Since now I have been working just in Excel, having all templates in Excel a printing to PDF documents. I would like to move forward using automatically filled in Word documents. 

Thanks in advance


----------



## Varsha Saxena

Hello,
I want to export data from Excel sheet to word document of existing template.
I don't have any idea about coding.
Can anyone please expain step wise how to proceed?


----------



## Hawkz

Cindy Ellis said:


> You're welcome!  Glad it was something straightforward



Hi, wonderfully explained and it did save a lot of time of mines. Just that now with the above explanation I am not able to properly align my data in word. Which means though my data (series of columns) does get copied from excel to word but it truncates few columns. Can you please suggest. Thanks.


----------



## Macropod

The process outlined in the discussion you responded to should output all the data to Word. There is nothing in the code that would cause data truncation - I copied a range that included a cell with nearly 1800 characters. That said, the code could be made more efficient:
1. There is no need to select an Excel range to copy it or a Word range to paste
2. There is no need to change folders to save - simply specify the path as part of the save parameters.
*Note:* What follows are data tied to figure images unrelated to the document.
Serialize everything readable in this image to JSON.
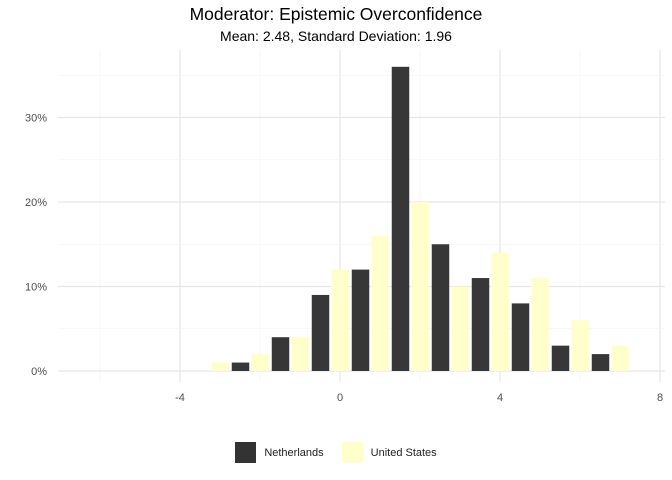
{
  "chart_data": {
    "type": "bar",
    "title": "Moderator: Epistemic Overconfidence",
    "subtitle": "Mean: 2.48, Standard Deviation: 1.96",
    "xlabel": "",
    "ylabel": "",
    "xlim": [
      -7,
      8
    ],
    "ylim": [
      0,
      36
    ],
    "x_ticks": [
      {
        "value": -4,
        "label": "-4"
      },
      {
        "value": 0,
        "label": "0"
      },
      {
        "value": 4,
        "label": "4"
      },
      {
        "value": 8,
        "label": "8"
      }
    ],
    "y_ticks": [
      {
        "value": 0,
        "label": "0%"
      },
      {
        "value": 10,
        "label": "10%"
      },
      {
        "value": 20,
        "label": "20%"
      },
      {
        "value": 30,
        "label": "30%"
      }
    ],
    "grid": true,
    "legend_position": "bottom",
    "series": [
      {
        "name": "Netherlands",
        "color": "#333333",
        "x": [
          -3,
          -2,
          -1,
          0,
          1,
          2,
          3,
          4,
          5,
          6,
          7
        ],
        "values": [
          0,
          1,
          4,
          9,
          12,
          36,
          15,
          11,
          8,
          3,
          2
        ]
      },
      {
        "name": "United States",
        "color": "#ffffcc",
        "x": [
          -3,
          -2,
          -1,
          0,
          1,
          2,
          3,
          4,
          5,
          6,
          7
        ],
        "values": [
          1,
          2,
          4,
          12,
          16,
          20,
          10,
          14,
          11,
          6,
          3
        ]
      }
    ]
  }
}
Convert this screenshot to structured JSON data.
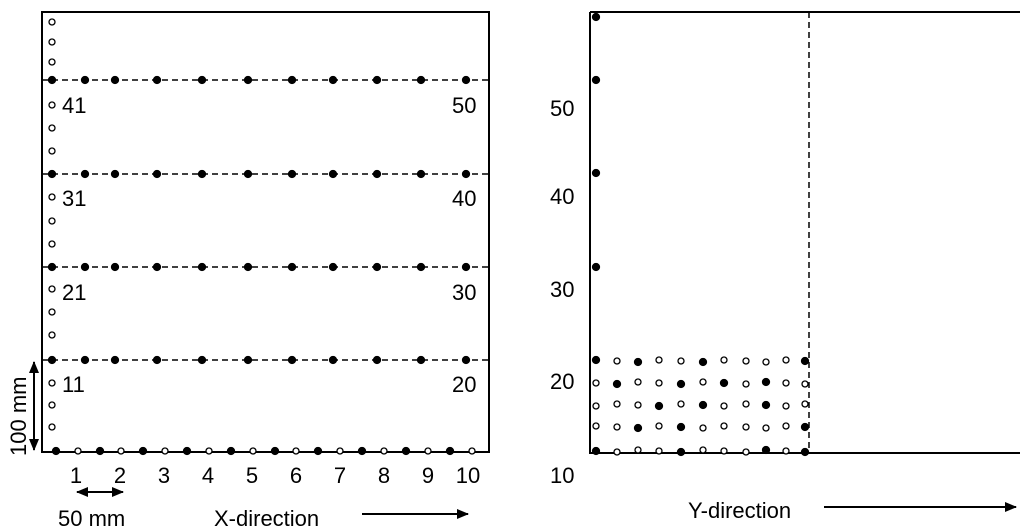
{
  "left_panel": {
    "row_labels": [
      {
        "left": "41",
        "right": "50"
      },
      {
        "left": "31",
        "right": "40"
      },
      {
        "left": "21",
        "right": "30"
      },
      {
        "left": "11",
        "right": "20"
      }
    ],
    "x_ticks": [
      "1",
      "2",
      "3",
      "4",
      "5",
      "6",
      "7",
      "8",
      "9",
      "10"
    ],
    "x_direction_label": "X-direction",
    "spacing_label": "50 mm",
    "height_label": "100 mm"
  },
  "right_panel": {
    "y_ticks": [
      "50",
      "40",
      "30",
      "20",
      "10"
    ],
    "y_direction_label": "Y-direction"
  },
  "colors": {
    "ink": "#000000",
    "open_marker": "#ffffff"
  }
}
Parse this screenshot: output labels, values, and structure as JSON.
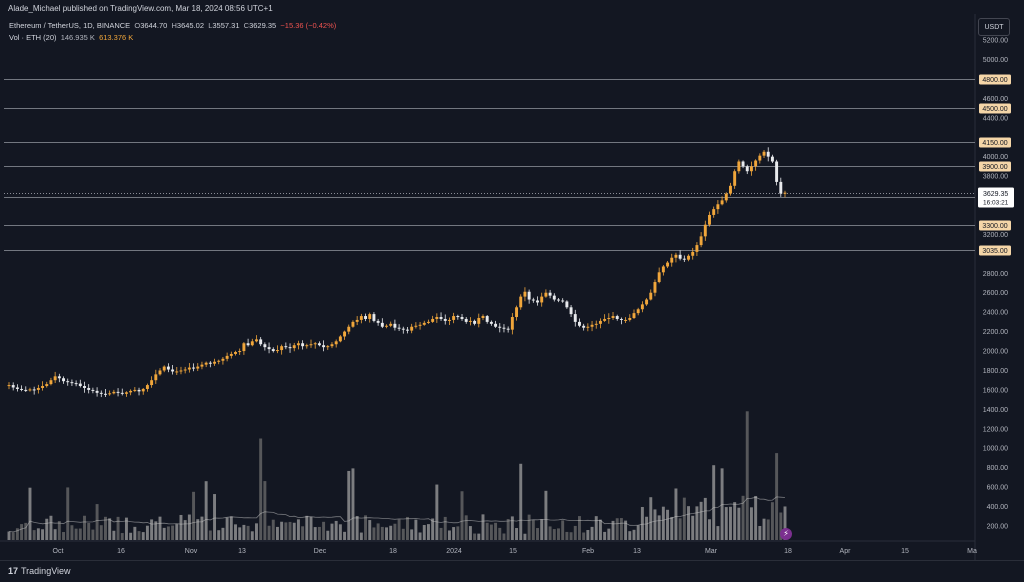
{
  "header": {
    "published": "Alade_Michael published on TradingView.com, Mar 18, 2024 08:56 UTC+1"
  },
  "legend": {
    "symbol": "Ethereum / TetherUS, 1D, BINANCE",
    "o_label": "O",
    "o": "3644.70",
    "h_label": "H",
    "h": "3645.02",
    "l_label": "L",
    "l": "3557.31",
    "c_label": "C",
    "c": "3629.35",
    "change": "−15.36 (−0.42%)",
    "vol_label": "Vol · ETH (20)",
    "vol_value": "146.935 K",
    "vol_ma": "613.376 K"
  },
  "currency_button": "USDT",
  "footer": {
    "brand": "TradingView"
  },
  "colors": {
    "up": "#f0a63b",
    "down": "#e8eaed",
    "bg": "#131722",
    "grid": "#1e222d",
    "level_bg": "#f5d6a8"
  },
  "chart_data": {
    "type": "candlestick",
    "y_range": [
      100,
      5300
    ],
    "y_ticks": [
      200,
      400,
      600,
      800,
      1000,
      1200,
      1400,
      1600,
      1800,
      2000,
      2200,
      2400,
      2600,
      2800,
      3200,
      3800,
      4000,
      4400,
      4600,
      5000,
      5200
    ],
    "y_tick_labels": [
      "200.00",
      "400.00",
      "600.00",
      "800.00",
      "1000.00",
      "1200.00",
      "1400.00",
      "1600.00",
      "1800.00",
      "2000.00",
      "2200.00",
      "2400.00",
      "2600.00",
      "2800.00",
      "3200.00",
      "3800.00",
      "4000.00",
      "4400.00",
      "4600.00",
      "5000.00",
      "5200.00"
    ],
    "x_ticks": [
      "Oct",
      "16",
      "Nov",
      "13",
      "Dec",
      "18",
      "2024",
      "15",
      "Feb",
      "13",
      "Mar",
      "18",
      "Apr",
      "15",
      "Ma"
    ],
    "levels": [
      "4800.00",
      "4500.00",
      "4150.00",
      "3900.00",
      "3580.00",
      "3300.00",
      "3035.00"
    ],
    "level_values": [
      4800,
      4500,
      4150,
      3900,
      3580,
      3300,
      3035
    ],
    "current_price": "3629.35",
    "current_price_value": 3629.35,
    "countdown": "16:03:21",
    "closes": [
      1650,
      1625,
      1610,
      1600,
      1595,
      1605,
      1600,
      1620,
      1640,
      1660,
      1700,
      1740,
      1720,
      1690,
      1680,
      1670,
      1665,
      1640,
      1620,
      1600,
      1590,
      1570,
      1560,
      1555,
      1565,
      1580,
      1570,
      1560,
      1575,
      1590,
      1600,
      1585,
      1610,
      1650,
      1700,
      1760,
      1800,
      1840,
      1810,
      1790,
      1790,
      1800,
      1810,
      1830,
      1820,
      1840,
      1860,
      1880,
      1870,
      1890,
      1900,
      1920,
      1950,
      1970,
      1990,
      2000,
      2080,
      2060,
      2100,
      2120,
      2070,
      2040,
      2020,
      2000,
      2010,
      2050,
      2040,
      2030,
      2060,
      2080,
      2050,
      2060,
      2070,
      2080,
      2060,
      2040,
      2050,
      2070,
      2100,
      2150,
      2200,
      2250,
      2300,
      2320,
      2360,
      2330,
      2380,
      2310,
      2290,
      2250,
      2260,
      2280,
      2240,
      2230,
      2220,
      2210,
      2250,
      2260,
      2270,
      2290,
      2300,
      2330,
      2350,
      2330,
      2310,
      2320,
      2360,
      2350,
      2330,
      2300,
      2310,
      2280,
      2340,
      2360,
      2300,
      2280,
      2250,
      2240,
      2230,
      2220,
      2350,
      2450,
      2560,
      2610,
      2530,
      2520,
      2500,
      2560,
      2600,
      2570,
      2530,
      2520,
      2510,
      2450,
      2380,
      2300,
      2260,
      2240,
      2250,
      2270,
      2280,
      2310,
      2330,
      2340,
      2360,
      2330,
      2320,
      2320,
      2340,
      2390,
      2430,
      2480,
      2530,
      2600,
      2710,
      2810,
      2870,
      2910,
      2960,
      2990,
      2950,
      2940,
      2980,
      3020,
      3090,
      3180,
      3300,
      3400,
      3460,
      3510,
      3550,
      3620,
      3700,
      3850,
      3950,
      3900,
      3850,
      3900,
      3960,
      4010,
      4050,
      4000,
      3950,
      3740,
      3620,
      3629
    ]
  }
}
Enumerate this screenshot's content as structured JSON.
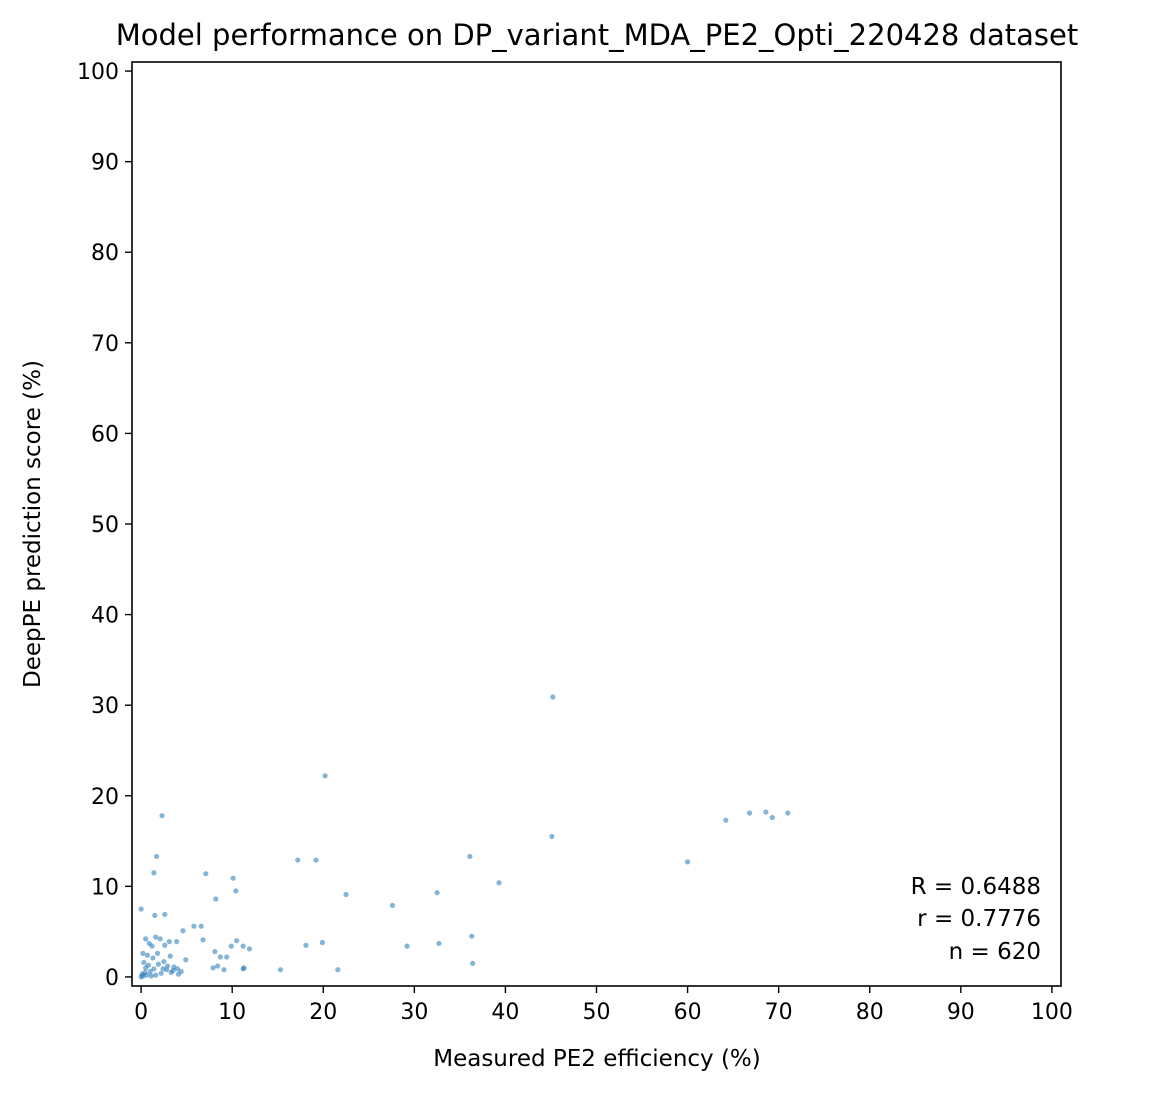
{
  "chart_data": {
    "type": "scatter",
    "title": "Model performance on DP_variant_MDA_PE2_Opti_220428 dataset",
    "xlabel": "Measured PE2 efficiency (%)",
    "ylabel": "DeepPE prediction score (%)",
    "xlim": [
      -1,
      101
    ],
    "ylim": [
      -1,
      101
    ],
    "xticks": [
      "0",
      "10",
      "20",
      "30",
      "40",
      "50",
      "60",
      "70",
      "80",
      "90",
      "100"
    ],
    "yticks": [
      "0",
      "10",
      "20",
      "30",
      "40",
      "50",
      "60",
      "70",
      "80",
      "90",
      "100"
    ],
    "grid": false,
    "legend": "none",
    "annotations": [
      "R = 0.6488",
      "r = 0.7776",
      "n = 620"
    ],
    "annotation_placement": "bottom-right",
    "point_color": "#1f77b4",
    "points": [
      [
        45.2,
        30.9
      ],
      [
        20.2,
        22.2
      ],
      [
        2.3,
        17.8
      ],
      [
        64.2,
        17.3
      ],
      [
        66.8,
        18.1
      ],
      [
        68.6,
        18.2
      ],
      [
        69.3,
        17.6
      ],
      [
        71.0,
        18.1
      ],
      [
        45.1,
        15.5
      ],
      [
        36.1,
        13.3
      ],
      [
        1.7,
        13.3
      ],
      [
        17.2,
        12.9
      ],
      [
        19.2,
        12.9
      ],
      [
        60.0,
        12.7
      ],
      [
        1.4,
        11.5
      ],
      [
        7.1,
        11.4
      ],
      [
        10.1,
        10.9
      ],
      [
        39.3,
        10.4
      ],
      [
        10.4,
        9.5
      ],
      [
        32.5,
        9.3
      ],
      [
        22.5,
        9.1
      ],
      [
        8.2,
        8.6
      ],
      [
        27.6,
        7.9
      ],
      [
        0.0,
        7.5
      ],
      [
        1.5,
        6.8
      ],
      [
        2.6,
        6.9
      ],
      [
        5.8,
        5.6
      ],
      [
        6.6,
        5.6
      ],
      [
        4.6,
        5.1
      ],
      [
        6.8,
        4.1
      ],
      [
        1.6,
        4.4
      ],
      [
        2.1,
        4.2
      ],
      [
        0.5,
        4.2
      ],
      [
        36.3,
        4.5
      ],
      [
        0.9,
        3.7
      ],
      [
        1.2,
        3.4
      ],
      [
        2.6,
        3.5
      ],
      [
        3.1,
        3.9
      ],
      [
        3.9,
        3.9
      ],
      [
        9.9,
        3.4
      ],
      [
        10.5,
        4.0
      ],
      [
        11.2,
        3.4
      ],
      [
        11.9,
        3.1
      ],
      [
        18.1,
        3.5
      ],
      [
        19.9,
        3.8
      ],
      [
        29.2,
        3.4
      ],
      [
        32.7,
        3.7
      ],
      [
        8.1,
        2.8
      ],
      [
        8.7,
        2.2
      ],
      [
        9.4,
        2.2
      ],
      [
        4.9,
        1.9
      ],
      [
        36.4,
        1.5
      ],
      [
        7.9,
        1.0
      ],
      [
        8.4,
        1.2
      ],
      [
        9.1,
        0.8
      ],
      [
        11.2,
        0.9
      ],
      [
        11.3,
        1.0
      ],
      [
        15.3,
        0.8
      ],
      [
        21.6,
        0.8
      ],
      [
        0.2,
        2.6
      ],
      [
        0.7,
        2.4
      ],
      [
        1.3,
        2.1
      ],
      [
        1.8,
        2.6
      ],
      [
        2.5,
        1.7
      ],
      [
        3.2,
        2.3
      ],
      [
        3.6,
        1.1
      ],
      [
        4.0,
        0.9
      ],
      [
        4.4,
        0.6
      ],
      [
        4.1,
        0.3
      ],
      [
        3.3,
        0.5
      ],
      [
        2.8,
        0.8
      ],
      [
        2.2,
        0.4
      ],
      [
        1.6,
        0.2
      ],
      [
        1.0,
        0.6
      ],
      [
        0.5,
        1.0
      ],
      [
        0.1,
        0.3
      ],
      [
        0.3,
        1.6
      ],
      [
        0.8,
        1.3
      ],
      [
        1.4,
        0.9
      ],
      [
        1.9,
        1.4
      ],
      [
        2.4,
        0.9
      ],
      [
        2.9,
        1.2
      ],
      [
        3.5,
        0.7
      ],
      [
        0.0,
        0.0
      ],
      [
        0.2,
        0.1
      ],
      [
        0.6,
        0.2
      ],
      [
        1.1,
        0.1
      ],
      [
        0.4,
        0.5
      ]
    ]
  }
}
The following implementation shows how you might create & save a new document with the same filename (different extension) as the workbook. I've included commented-out code showing how the new document might be based on a 'template' stored in the same folder as the workbook. For testing purposes also I've commented-out the code that saves & closes the document and quits Word. The Word session is also made visible so you can access it.


		Code:
__


Sub Demo()
Dim WdApp As New Word.Application, wdDoc As Word.Document, StrDocNm As String
ActiveSheet.Range("A1:J10").Copy
StrDocNm = Split(ActiveWorkbook.FullName, ".xls")(0)
With WdApp
  .Visible = True ' False to hide the Word session
  Set wdDoc = .Documents.Add '(Template:=ActiveWorkbook.Path & "\Template.doc", Visible:=False)
  With wdDoc
    .Range.PasteSpecial Link:=False, DataType:=wdPasteText, Placement:=wdInLine, DisplayAsIcon:=False
    ' For other save formats, see WdSaveFormat in Word's VBA Help - change the file extension to suit.
    '.SaveAs2 Filename:=StrDocNm & ".doc", FileFormat:=wdFormatDocument97, AddToRecentFiles:=False
    '.Close
  End With
  '.Quit
End With
Set wdDoc = Nothing: Set WdApp = Nothing
Application.CutCopyMode = False
End Sub


----------



## JohnBB

Hello, please excuse the slight hijack but Macropod you have "ActiveSheet.Range("A1:J10").Copy", what if I want to copy multiple worksheets? I am already doing this as a multi-page "create pdf", I just want to create a .doc instead. Thank you


----------



## Macropod

Obviously, then, you'd need to implement a loop that iteratively copies and pastes the various ranges to the Word document. The code structure would thus be quite different. If you need help with that, you should start a new thread.


----------